01:05:26It was quite a joke in that horrible hotel.
01:05:28Georgina's love.
01:05:30I, who'd had everything and squandered it, and she, who'd never had anything.
01:05:34She was plain and shy and dull.
01:05:39When we were married, I brought her to the manor.
01:06:02Elizabeth was triumphant.
01:06:05I only had a look at her and I knew I'd done a dreadful thing.
01:06:08I was still in love with her.
01:06:11That was the third beginning and the last.
01:06:16I didn't listen to the stern daughter of God's voice
01:06:19or the voice of my wife clamoring for me to be a real husband to her.
01:06:24A compensation for her long loneliness.
01:06:27I listened to my sister.
01:06:35What happened on the day of Mrs. Nightingale's death?
01:06:39We'd spent the afternoon together, but that wasn't enough for us.
01:06:42We were sick for each other, so we arranged to be to the forest at 11.
01:06:47Quentin's invitation to...
01:06:53Hello, Mrs. Villers.
01:06:55Come in.
01:07:07Do I get it over with?
01:07:09Georgina Villers.
01:07:10You're charged with the murder of Elizabeth Frances Nightingale.
01:07:14You have the right to remain silent,
01:07:17but anything you say may be used in evidence.
01:07:22I don't care what you take down in writing.
01:07:27She had everything. It was disgusting.
01:07:29She had everything, and all I had was Dennis.
01:07:32So she had to have him too.
01:07:36If I'd known before, I would have killed her sooner.
01:07:37I killed her as soon as I knew.
01:07:40And she was so patronizing.
01:07:43Right up till the end, she patronized me.
01:07:47It was a scarf she gave you that night, wasn't it?
01:07:49Oh, yes.
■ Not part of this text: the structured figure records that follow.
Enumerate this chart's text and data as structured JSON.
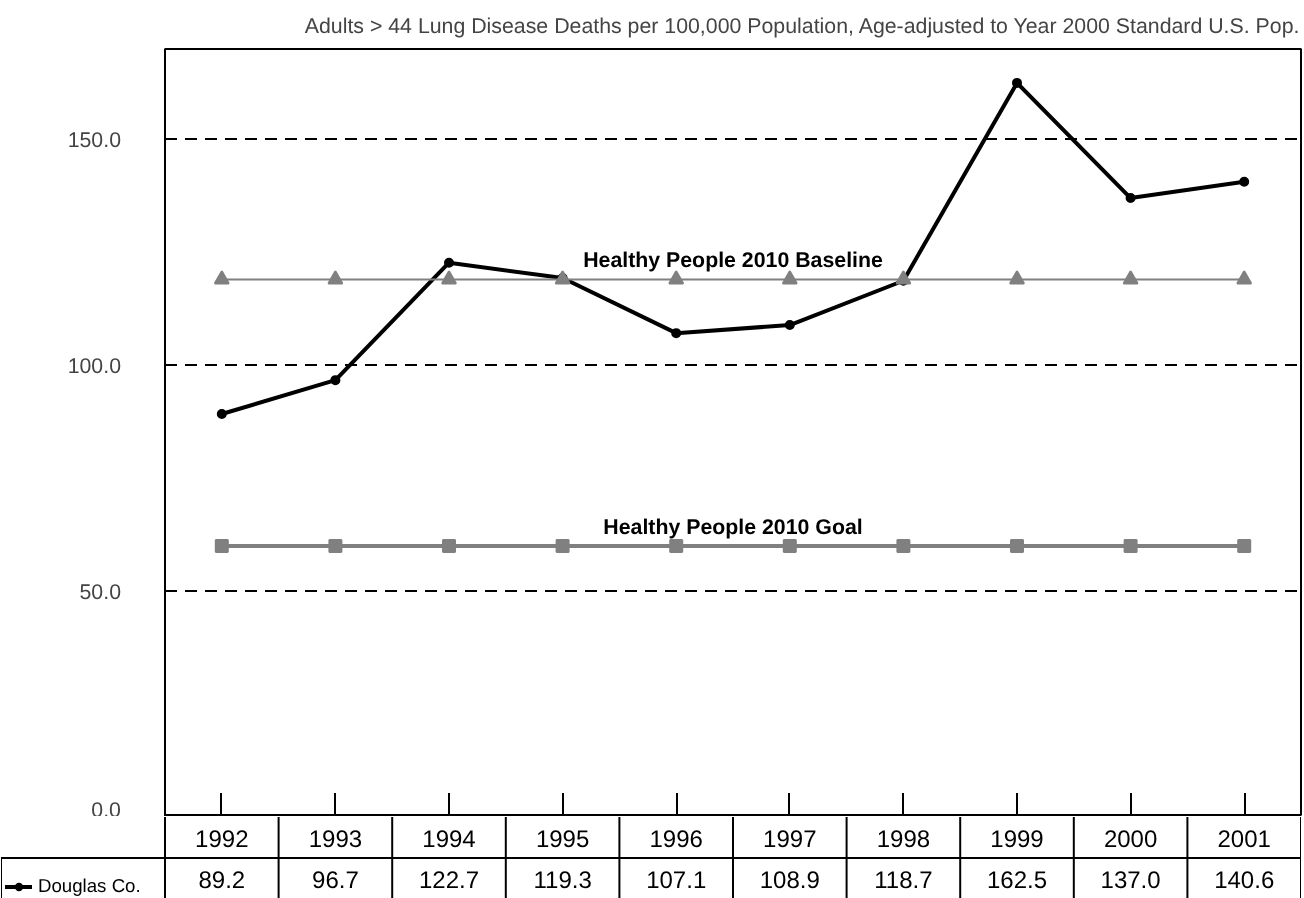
{
  "chart_data": {
    "type": "line",
    "title": "Adults > 44 Lung Disease Deaths per 100,000 Population, Age-adjusted to Year 2000 Standard U.S. Pop.",
    "categories": [
      "1992",
      "1993",
      "1994",
      "1995",
      "1996",
      "1997",
      "1998",
      "1999",
      "2000",
      "2001"
    ],
    "series": [
      {
        "name": "Douglas Co.",
        "color": "#000000",
        "marker": "circle",
        "values": [
          89.2,
          96.7,
          122.7,
          119.3,
          107.1,
          108.9,
          118.7,
          162.5,
          137.0,
          140.6
        ],
        "value_labels": [
          "89.2",
          "96.7",
          "122.7",
          "119.3",
          "107.1",
          "108.9",
          "118.7",
          "162.5",
          "137.0",
          "140.6"
        ]
      },
      {
        "name": "Healthy People 2010 Baseline",
        "color": "#808080",
        "marker": "triangle",
        "values": [
          119,
          119,
          119,
          119,
          119,
          119,
          119,
          119,
          119,
          119
        ]
      },
      {
        "name": "Healthy People 2010 Goal",
        "color": "#808080",
        "marker": "square",
        "values": [
          60,
          60,
          60,
          60,
          60,
          60,
          60,
          60,
          60,
          60
        ]
      }
    ],
    "ylim": [
      0,
      170
    ],
    "yticks": [
      {
        "value": 0,
        "label": "0.0"
      },
      {
        "value": 50,
        "label": "50.0"
      },
      {
        "value": 100,
        "label": "100.0"
      },
      {
        "value": 150,
        "label": "150.0"
      }
    ],
    "grid": "y",
    "legend": "bottom left"
  }
}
She gave me a lot of her cast-offs.
01:07:52She thought it was ever so amusing to see me dressed in her handed down finery.
01:07:59She liked Dennis to see me in things that she'd replaced by something better.
01:08:08I used the scarf to wipe her blood off the torch.
01:08:15Those were her last words to me. That scarf really suits you, dear.
01:08:21She bent over to pick up her torch. She didn't know I'd already picked it up.
01:08:28I'd seen her kissing Dennis.
01:08:30I'd seen her hands all over him.
01:08:34I'd get tired of him one day. She said, you can have him back.
01:08:41She didn't care what she said to me.
01:08:46I hadn't got anything.
01:08:57Poor woman.
01:08:58Yes.
01:09:00Him too.
01:09:01I mean, it wasn't really his fault, was it?
01:09:04Well, it wasn't anybody's fault.
01:09:07If it hadn't been for that train crash that killed their parents...
01:09:11That's it.
01:09:12Blame it on British Rail.
01:09:16What made you see the light, Rog?
01:09:19That book of Dennis Riller's.
01:09:21They couldn't sleep, so I read it.
01:09:24I should have read it when he gave it me.
01:09:26I can't remember things like I used to.
01:09:29I'd forgotten about Wordsworth and his sister.
01:09:32I'm an ignorant old copper.
01:09:35Sometimes I wonder if I'm past it.
01:09:36Oh, come on, Reg, that's nonsense.
01:09:38Yes, it bloody well is.
01:09:42But I don't read enough.
01:09:44And I don't use my intuition like I used to.
01:09:48Night-night, Mike.
01:09:49Good night, Reg.
01:09:59He knew he'd been for a while.